Our higher education system has become a factory for bookish knowledge. Memorization is rewarded; application is ignored. Exams test recall, not reasoning. The student who can reproduce a professor's notes verbatim earns an A+. The student who asks, "How can this actually help our people?" is often seen as a nuisance. We are producing walking textbooks, not problem-solvers.

A materialistic, Godless ideology in disguise

Even more alarming is the unstated ideology driving this entire machine. Ask a graduating student: Why are you studying? The answer, almost universally, is "to earn money." There is rarely any mention of serving the nation, elevating the poor, or contributing to society's moral and intellectual development.

This is not just secularism; it is a deeply corrosive materialism. But it runs deeper. Our curriculum in almost all disciplines is aggressively neutral toward any metaphysical reality. The concepts of Rehmat (divine mercy), Nemat (blessings), and Moajza (miracle) are either ridiculed as superstition or simply never mentioned. A physics student can explain quantum mechanics but cannot see the moajza in the order of the universe. An economics student can analyse supply and demand but cannot fathom Rehmat as an economic principle.

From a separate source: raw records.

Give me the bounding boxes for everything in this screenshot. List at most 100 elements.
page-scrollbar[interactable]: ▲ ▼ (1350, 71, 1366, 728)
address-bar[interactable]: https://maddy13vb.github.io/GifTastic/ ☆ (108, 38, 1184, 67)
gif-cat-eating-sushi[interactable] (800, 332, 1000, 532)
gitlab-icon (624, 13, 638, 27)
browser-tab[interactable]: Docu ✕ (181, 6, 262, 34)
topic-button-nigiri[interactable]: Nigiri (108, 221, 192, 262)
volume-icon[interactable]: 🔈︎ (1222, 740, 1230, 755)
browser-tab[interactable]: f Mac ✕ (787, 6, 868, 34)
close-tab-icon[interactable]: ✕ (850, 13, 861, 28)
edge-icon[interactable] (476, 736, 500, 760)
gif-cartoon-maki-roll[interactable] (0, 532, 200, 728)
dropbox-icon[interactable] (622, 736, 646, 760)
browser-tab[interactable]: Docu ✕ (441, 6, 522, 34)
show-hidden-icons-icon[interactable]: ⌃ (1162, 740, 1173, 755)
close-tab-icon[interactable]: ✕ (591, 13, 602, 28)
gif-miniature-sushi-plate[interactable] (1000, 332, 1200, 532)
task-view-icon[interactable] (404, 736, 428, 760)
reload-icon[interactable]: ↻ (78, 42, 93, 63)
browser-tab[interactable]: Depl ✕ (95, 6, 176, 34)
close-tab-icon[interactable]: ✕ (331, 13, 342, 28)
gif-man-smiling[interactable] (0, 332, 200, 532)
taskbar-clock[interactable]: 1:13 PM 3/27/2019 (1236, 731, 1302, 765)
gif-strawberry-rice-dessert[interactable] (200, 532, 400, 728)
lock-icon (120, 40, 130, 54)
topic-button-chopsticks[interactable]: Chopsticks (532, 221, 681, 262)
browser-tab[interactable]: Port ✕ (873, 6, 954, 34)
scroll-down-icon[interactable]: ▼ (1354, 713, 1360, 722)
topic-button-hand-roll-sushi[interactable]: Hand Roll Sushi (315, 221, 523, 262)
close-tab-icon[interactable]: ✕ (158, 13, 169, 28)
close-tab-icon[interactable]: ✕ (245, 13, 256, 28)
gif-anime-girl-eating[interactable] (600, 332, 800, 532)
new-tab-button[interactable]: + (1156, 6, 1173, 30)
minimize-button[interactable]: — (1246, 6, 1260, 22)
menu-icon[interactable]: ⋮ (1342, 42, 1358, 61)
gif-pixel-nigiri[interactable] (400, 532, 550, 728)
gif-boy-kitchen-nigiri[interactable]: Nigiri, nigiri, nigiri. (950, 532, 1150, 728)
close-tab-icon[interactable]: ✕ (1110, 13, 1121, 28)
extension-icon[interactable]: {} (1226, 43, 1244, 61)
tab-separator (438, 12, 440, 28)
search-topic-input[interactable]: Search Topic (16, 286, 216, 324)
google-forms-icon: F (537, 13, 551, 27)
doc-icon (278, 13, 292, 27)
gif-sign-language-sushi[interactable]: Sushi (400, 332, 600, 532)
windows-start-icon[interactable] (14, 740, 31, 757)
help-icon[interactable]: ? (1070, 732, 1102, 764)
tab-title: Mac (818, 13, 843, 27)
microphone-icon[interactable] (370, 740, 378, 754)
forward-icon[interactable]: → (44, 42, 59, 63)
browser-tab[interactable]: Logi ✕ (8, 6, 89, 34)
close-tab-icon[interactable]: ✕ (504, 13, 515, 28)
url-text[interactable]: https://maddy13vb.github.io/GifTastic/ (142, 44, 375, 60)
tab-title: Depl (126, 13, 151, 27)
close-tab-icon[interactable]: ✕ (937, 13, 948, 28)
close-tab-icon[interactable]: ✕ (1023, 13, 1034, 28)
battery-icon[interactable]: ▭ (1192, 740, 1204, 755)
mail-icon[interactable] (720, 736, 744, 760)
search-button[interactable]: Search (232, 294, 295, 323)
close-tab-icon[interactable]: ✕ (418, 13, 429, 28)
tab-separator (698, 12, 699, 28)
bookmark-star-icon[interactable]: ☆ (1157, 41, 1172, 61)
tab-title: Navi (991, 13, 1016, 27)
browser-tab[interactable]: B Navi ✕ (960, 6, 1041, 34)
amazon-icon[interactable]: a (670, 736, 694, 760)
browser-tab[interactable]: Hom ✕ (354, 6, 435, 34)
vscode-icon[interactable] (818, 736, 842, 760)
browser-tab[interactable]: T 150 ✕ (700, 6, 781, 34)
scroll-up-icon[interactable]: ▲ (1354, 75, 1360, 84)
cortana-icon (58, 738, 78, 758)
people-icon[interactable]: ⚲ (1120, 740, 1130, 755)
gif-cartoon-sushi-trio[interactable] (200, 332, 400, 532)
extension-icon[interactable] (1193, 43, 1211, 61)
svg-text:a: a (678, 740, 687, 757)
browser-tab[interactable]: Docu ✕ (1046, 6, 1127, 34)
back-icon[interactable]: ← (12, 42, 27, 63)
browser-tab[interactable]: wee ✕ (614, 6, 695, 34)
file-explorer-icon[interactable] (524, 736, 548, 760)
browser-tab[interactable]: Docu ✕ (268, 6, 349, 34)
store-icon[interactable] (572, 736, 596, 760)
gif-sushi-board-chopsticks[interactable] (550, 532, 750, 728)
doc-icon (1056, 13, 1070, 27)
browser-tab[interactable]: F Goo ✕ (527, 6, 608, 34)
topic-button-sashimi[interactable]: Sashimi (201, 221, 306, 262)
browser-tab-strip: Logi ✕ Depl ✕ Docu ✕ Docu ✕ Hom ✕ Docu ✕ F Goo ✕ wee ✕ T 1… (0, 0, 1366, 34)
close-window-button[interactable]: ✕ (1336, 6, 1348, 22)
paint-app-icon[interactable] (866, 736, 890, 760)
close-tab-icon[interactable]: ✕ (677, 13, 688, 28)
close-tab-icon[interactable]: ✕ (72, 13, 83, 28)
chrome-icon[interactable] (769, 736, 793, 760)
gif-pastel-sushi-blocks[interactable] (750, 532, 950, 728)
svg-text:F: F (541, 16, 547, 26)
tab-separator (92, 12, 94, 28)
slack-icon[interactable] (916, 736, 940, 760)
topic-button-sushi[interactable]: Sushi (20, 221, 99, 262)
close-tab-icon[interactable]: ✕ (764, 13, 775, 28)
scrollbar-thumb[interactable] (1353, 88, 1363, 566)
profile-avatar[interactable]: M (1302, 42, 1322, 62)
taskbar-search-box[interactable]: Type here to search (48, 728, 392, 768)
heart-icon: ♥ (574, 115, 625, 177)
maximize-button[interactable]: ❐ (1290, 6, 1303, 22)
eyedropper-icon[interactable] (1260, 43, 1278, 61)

Directly or indirectly, we are producing a generation that believes—often without realizing it—in a godless society. Not atheist in a militant sense, but functionally atheist: unable to see Allah's hand in everything around them.

The production of a labor class, not a creative class

Finally, our universities produce obedient labourers. Engineers who cannot innovate beyond the manual. Business graduates who cannot start a venture, only manage someone else's. IT graduates who can outsource code but cannot imagine a Pakistani software revolution.

Creativity, imagination, and original thinking are systematically crushed. Why? Because creative people ask uncomfortable questions. They challenge the system. They propose alternatives. And a system built on rote learning, standardised tests, and corporate placement does not want alternatives—it wants compliant cogs. Instead of leaders; we are producing an educated labour class, fit only to take orders. And a labour class, by definition, has no loyalty to any nation except the one that pays highest.

The way forward

Reform will not come from adding more courses on "ethics" or "Pakistan studies." It will require a fundamental shift. We must redesign curricula to integrate skill-building with moral philosophy, and both with an Islamic worldview that sees knowledge as ibadah (worship) and service as fard kifayah (communal obligation). We must stop rewarding memorisation and start rewarding questions. We must teach students to see miracles in the natural world and blessings in their daily lives. And we must, above all, reignite a genuine love for Pakistan.

Without that, our degrees are just expensive wallpaper, and our graduates are just ticket-holders waiting for their flight out.